Teheran usa il pugno duro contro i manifestanti delle proteste: le cifre ufficiali parlando di 11 condanne a morte.
Ma per le ong umanitarie sono più del doppio le persone destinate a salire sul patibolo. Ci sono anche dei minorenni tra loro.
Sono almeno undici i manifestanti condannati a morte in Iran per le proteste che da settembre agitano la Repubblica Islamica. Che fanno dodici con Mohsen Shekari, il 23enne già giustiziato ieri per impiccagione. La sua è stata la prima condanna a morte di un manifestante delle proteste anti-velo.
Ma altri presto potrebbero seguire la sua sorte. I magistrati iraniani non hanno reso noti i loro nomi, soltanto il numero dei condannati alla pena capitale: undici appunto. Ma per Amnesty International sono più del doppio quelli che rischiano il patibolo: l’associazione umanitaria parla di almeno 28 persone. Ma i loro nomi, spiega l’ong Iran Rights Watch (con sede in Norvegia), vengono tenuti «volutamente nascosti dalle autorità della Repubblica Islamica». La ragione del segreto sui nomi è «ridurre i loro contatti con le famiglie, e impedire un equo accesso alla difesa». Shekari, impiccato ieri, è stato solo il primo.

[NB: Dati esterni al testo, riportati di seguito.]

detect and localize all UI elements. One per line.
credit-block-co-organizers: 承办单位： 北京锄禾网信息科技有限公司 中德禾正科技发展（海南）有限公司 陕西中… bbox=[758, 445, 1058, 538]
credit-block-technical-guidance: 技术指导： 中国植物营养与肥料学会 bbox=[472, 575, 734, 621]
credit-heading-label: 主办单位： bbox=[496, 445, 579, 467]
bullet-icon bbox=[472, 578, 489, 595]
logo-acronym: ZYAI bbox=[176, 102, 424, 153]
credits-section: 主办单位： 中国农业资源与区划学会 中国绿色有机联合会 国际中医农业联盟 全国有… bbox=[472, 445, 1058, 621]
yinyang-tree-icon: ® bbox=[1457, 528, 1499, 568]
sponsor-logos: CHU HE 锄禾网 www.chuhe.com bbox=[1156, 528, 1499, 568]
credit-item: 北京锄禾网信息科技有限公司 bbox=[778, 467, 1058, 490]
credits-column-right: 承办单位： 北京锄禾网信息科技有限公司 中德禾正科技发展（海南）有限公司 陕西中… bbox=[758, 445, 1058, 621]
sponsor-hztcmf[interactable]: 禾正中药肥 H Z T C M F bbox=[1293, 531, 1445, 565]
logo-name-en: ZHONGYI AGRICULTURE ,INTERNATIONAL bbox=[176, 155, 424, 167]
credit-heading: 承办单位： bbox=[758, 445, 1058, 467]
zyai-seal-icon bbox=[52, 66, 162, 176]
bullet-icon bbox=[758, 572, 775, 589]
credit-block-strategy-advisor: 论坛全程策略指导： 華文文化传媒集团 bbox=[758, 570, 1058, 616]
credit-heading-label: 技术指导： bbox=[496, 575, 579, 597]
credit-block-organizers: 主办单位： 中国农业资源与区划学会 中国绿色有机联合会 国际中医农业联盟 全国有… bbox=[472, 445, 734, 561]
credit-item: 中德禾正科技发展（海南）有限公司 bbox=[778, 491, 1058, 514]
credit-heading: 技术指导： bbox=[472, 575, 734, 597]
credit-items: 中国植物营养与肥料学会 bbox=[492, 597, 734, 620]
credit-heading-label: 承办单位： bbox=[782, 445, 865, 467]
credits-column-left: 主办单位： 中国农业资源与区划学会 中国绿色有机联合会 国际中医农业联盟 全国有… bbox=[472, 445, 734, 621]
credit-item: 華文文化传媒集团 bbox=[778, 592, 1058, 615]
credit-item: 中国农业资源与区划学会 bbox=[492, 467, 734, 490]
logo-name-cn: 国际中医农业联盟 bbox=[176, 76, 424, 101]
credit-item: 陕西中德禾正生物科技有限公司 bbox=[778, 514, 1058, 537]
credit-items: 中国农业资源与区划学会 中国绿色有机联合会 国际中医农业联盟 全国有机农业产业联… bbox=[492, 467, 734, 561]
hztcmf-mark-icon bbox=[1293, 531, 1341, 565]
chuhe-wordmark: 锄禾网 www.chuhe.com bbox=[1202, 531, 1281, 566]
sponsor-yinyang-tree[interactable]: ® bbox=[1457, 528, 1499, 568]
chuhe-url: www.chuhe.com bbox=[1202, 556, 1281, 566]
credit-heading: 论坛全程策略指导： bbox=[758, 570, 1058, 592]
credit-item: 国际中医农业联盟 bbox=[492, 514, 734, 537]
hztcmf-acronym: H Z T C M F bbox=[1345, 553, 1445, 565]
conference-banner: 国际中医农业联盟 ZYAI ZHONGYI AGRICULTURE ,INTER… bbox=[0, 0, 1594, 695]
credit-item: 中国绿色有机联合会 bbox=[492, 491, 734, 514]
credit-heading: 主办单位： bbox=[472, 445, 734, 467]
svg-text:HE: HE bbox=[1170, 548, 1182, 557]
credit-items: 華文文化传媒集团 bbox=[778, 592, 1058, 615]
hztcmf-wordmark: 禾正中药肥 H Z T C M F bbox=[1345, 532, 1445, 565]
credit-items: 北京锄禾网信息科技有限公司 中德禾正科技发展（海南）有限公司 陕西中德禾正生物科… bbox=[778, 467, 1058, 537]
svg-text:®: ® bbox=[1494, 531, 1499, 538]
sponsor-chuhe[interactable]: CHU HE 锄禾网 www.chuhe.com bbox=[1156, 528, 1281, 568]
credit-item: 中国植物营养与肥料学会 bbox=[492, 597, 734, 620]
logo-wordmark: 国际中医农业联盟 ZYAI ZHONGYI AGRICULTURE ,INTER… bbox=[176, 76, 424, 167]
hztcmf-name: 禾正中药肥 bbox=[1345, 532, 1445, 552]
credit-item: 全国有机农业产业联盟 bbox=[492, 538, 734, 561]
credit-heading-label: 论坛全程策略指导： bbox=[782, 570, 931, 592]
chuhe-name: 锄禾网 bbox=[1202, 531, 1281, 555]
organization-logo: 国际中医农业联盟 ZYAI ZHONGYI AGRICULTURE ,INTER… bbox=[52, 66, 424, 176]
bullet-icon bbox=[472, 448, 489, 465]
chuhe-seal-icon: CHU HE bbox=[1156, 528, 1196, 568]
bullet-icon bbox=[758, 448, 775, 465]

Condannati a morte anche tre minorenni
Secondo le due principali ong che monitorano la situazione dei diritti umani in Iran – Hrana e Iran Rights Watch – le condanne alla pena capitale sarebbero arrivate in due distinti processi, celebrati il 30 novembre e il 5 dicembre. Tra i condannati, tre sarebbero minorenni. Si tratta di due 17enni arrestati a Karaj. Sono accusati di aver ucciso, durante una rissa, il basij (così si chiama la milizia paramilitare) Ruhollah Ajamian. Il suo nome figura nell’elenco dei “martiri” morti in servizio comunicati dalla magistratura iraniana.
I ragazzini sono finiti agli arresti il 14 novembre, due giorni dopo la morte di Ajamian. La sentenza che li condanna a morte – illecita a norma di diritto internazionale e secondo la Convenzione sui diritti dell’infanzia, sottoscritta anche dall’Iran – è arrivata in meno di un mese.
Si sanno con certezza, oltre ai tre diciassettenni, soltanto due nomi dei sei condannati il 30 novembre: quelli di Mohammad Ghobadlu e di Sahand Nour Mohammadzadeh. Il primo avrebbe investito una macchina della polizia uccidendo un agente, mentre il secondo avrebbe incendiato un edificio pubblico.
Le condanne del 5 dicembre
Inoltre lo scorso 5 dicembre il tribunale rivoluzionario della provincia di Alborz ha inflitto delle condanne a morte a altre cinque persone. Si tratta di 5 dei 16 imputati per la morte di un poliziotto, ucciso il 3 novembre sulla strada tra Karaj e Qazvin, a nordovest di Teheran. Stavano manifestando in un corteo per l’uccisione di un loro concittadino, Hadis Najafi, quando sono stati aggrediti dalle forze di sicurezza. Iran Rights Watch denuncia e parla di «confessioni estorte» per loro.
Rimandata invece l’esecuzione di Majidreza Rahnavard, un altro manifestante arrestato a Mashad. I magistrati lo accusano di aver accoltellato a morte due guardie, condannandolo a essere giustiziato per moharebeh (inimicizia contro Dio). Doveva andare sul patibolo a novembre, ma l’esecuzione è stata rimandata.
È arrivata la smentita invece per la condanna a morte di Fahimeh Karimi, allenatrice di pallavolo e madre di tre figli, per la quale da giorni è in coso una mobilitazione anche internazionale. Era stata la compagna di cella di Alessia Piperno, la travel blogger italiana arrestata a settembre e imprigionata nel carcere di Evin (Teheran), prima di essere liberata il 10 novembre.